KHARTOUM, Nov 1 (Reuters) – A Sudan-based aid agency denied on Monday U.S. accusations it is funding al Qaeda leader Osama bin Laden and the Palestinian group Hamas and said the U.S. claim could cause even more suffering to victims of conflicts.

Washington said last month the Islamic African Relief Agency (IARA) and five of its senior officials “were providing direct financial support to Osama bin Laden, al Qaeda, Hamas and other terrorist groups.”

Director-General Mohamed Ibrahim Suleiman, one of the accused, said the organization was consulting lawyers about taking legal action.

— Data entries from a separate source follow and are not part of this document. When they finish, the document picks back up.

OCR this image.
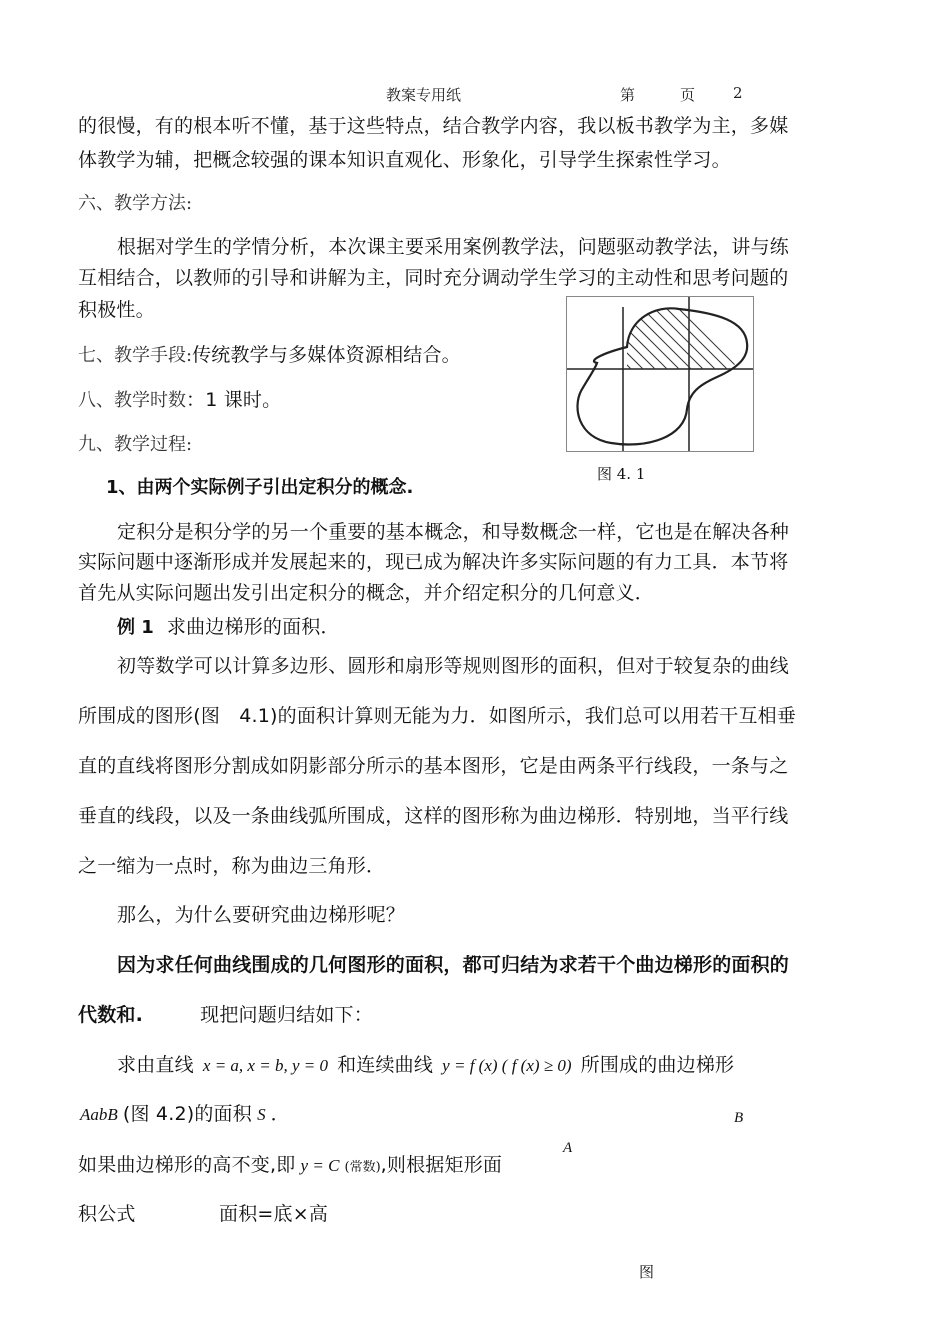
教案专用纸	第	页	2
的很慢，有的根本听不懂，基于这些特点，结合教学内容，我以板书教学为主，多媒
体教学为辅，把概念较强的课本知识直观化、形象化，引导学生探索性学习。
六、教学方法:
根据对学生的学情分析，本次课主要采用案例教学法，问题驱动教学法，讲与练
互相结合，以教师的引导和讲解为主，同时充分调动学生学习的主动性和思考问题的
积极性。
七、教学手段:传统教学与多媒体资源相结合。
八、教学时数：1 课时。
九、教学过程:
图 4. 1
1、由两个实际例子引出定积分的概念.
定积分是积分学的另一个重要的基本概念，和导数概念一样，它也是在解决各种
实际问题中逐渐形成并发展起来的，现已成为解决许多实际问题的有力工具．本节将
首先从实际问题出发引出定积分的概念，并介绍定积分的几何意义．
例 1 求曲边梯形的面积．
初等数学可以计算多边形、圆形和扇形等规则图形的面积，但对于较复杂的曲线
所围成的图形(图　4.1)的面积计算则无能为力．如图所示，我们总可以用若干互相垂
直的直线将图形分割成如阴影部分所示的基本图形，它是由两条平行线段，一条与之
垂直的线段，以及一条曲线弧所围成，这样的图形称为曲边梯形．特别地，当平行线
之一缩为一点时，称为曲边三角形．
那么，为什么要研究曲边梯形呢？
因为求任何曲线围成的几何图形的面积，都可归结为求若干个曲边梯形的面积的
代数和.	现把问题归结如下：
求由直线 x = a, x = b, y = 0 和连续曲线 y = f (x) ( f (x) ≥ 0) 所围成的曲边梯形
AabB (图 4.2)的面积 S ．	B
A
如果曲边梯形的高不变,即 y = C (常数),则根据矩形面
积公式	面积=底×高
图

Speaking at the IARA’s run-down Khartoum headquarters, Suleiman said the United States had not contacted the agency about the allegations which it had only learned about through the media.

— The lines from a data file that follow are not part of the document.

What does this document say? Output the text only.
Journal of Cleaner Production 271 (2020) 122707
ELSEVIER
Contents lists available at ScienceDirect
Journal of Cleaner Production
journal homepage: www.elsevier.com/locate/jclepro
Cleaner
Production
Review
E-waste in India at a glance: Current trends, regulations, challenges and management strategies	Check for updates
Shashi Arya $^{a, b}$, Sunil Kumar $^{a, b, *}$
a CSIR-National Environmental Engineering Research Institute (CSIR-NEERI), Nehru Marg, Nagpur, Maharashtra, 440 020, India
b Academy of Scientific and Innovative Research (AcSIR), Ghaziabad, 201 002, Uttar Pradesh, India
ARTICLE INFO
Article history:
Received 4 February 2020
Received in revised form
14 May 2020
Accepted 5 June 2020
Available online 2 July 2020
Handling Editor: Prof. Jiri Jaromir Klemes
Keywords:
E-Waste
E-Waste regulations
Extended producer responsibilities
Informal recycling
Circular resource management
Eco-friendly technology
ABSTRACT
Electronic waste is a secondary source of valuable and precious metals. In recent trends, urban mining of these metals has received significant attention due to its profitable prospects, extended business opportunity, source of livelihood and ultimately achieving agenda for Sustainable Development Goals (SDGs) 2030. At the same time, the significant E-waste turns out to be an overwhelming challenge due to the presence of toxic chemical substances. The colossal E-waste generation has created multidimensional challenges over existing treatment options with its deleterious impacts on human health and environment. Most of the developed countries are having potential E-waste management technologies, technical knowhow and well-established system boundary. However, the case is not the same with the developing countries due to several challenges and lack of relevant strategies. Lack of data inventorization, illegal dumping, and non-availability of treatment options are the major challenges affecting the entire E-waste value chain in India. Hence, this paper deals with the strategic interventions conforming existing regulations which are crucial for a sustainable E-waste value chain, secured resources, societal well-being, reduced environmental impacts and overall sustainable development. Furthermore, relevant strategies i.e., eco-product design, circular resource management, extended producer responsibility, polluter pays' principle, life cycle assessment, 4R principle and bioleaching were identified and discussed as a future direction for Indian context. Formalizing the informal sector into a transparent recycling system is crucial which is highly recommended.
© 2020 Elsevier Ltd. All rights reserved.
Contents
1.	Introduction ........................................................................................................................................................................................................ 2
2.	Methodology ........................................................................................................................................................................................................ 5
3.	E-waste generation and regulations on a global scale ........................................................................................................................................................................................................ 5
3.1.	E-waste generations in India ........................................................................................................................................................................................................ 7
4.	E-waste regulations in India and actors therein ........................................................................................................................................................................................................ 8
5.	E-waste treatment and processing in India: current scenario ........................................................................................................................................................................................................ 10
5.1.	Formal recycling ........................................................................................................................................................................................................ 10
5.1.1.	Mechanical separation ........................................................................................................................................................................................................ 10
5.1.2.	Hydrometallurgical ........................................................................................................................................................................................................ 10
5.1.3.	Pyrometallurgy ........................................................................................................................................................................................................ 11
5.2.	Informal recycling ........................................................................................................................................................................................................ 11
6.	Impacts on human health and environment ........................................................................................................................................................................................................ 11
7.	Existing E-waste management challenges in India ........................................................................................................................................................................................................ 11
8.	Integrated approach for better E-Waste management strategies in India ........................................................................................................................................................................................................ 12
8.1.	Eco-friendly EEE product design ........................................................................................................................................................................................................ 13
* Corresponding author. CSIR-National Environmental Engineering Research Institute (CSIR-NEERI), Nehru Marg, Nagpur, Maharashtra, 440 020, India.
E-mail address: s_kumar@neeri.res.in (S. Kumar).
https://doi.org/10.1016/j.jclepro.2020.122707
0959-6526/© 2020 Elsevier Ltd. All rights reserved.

“If someone accused us of such a serious crime, then they should tell us exactly what that crime was,” said Suleiman, a doctor, who has run the non-governmental organization (NGO) since 1986.

The U.S. Treasury department said last month it was freezing the IARA’s accounts in the United States.

Suleiman said the agency did not have any funds or assets there, but he told Reuters he feared people may now be afraid to donate money to the organization.

The IARA has a dozen offices in the region and Asia, he said. Its biggest operations are in Afghanistan and Sudan. It also works in Iraq, Jordan and Uganda.

Suleiman invited U.S. officials to come and examine the IARA’s accounts.

“But the damage is already done,” he said.

“Now we will have to spend money on suing the U.S. government for these baseless allegations, when the money should be helping those in need.”

Suleiman said he had never had any contact with bin Laden, who lived in Khartoum in the 1990s, nor with the militant Hamas group, which has killed hundreds of Israelis during a Palestinian uprising against occupation. Hamas maintains a presence in Khartoum.

Suleiman said more than 85 percent of the NGO’s funding came from U.N. partnership programs and the rest from philanthropists and Islamic centers.

In its statement, the U.S. Treasury said the IARA was also known as the Islamic American Relief Agency in the United States. Its office were raided by FBI investigators last month.

Suleiman denied any connection between the two groups. He said the IARA had no offices in the United States and he had never been there.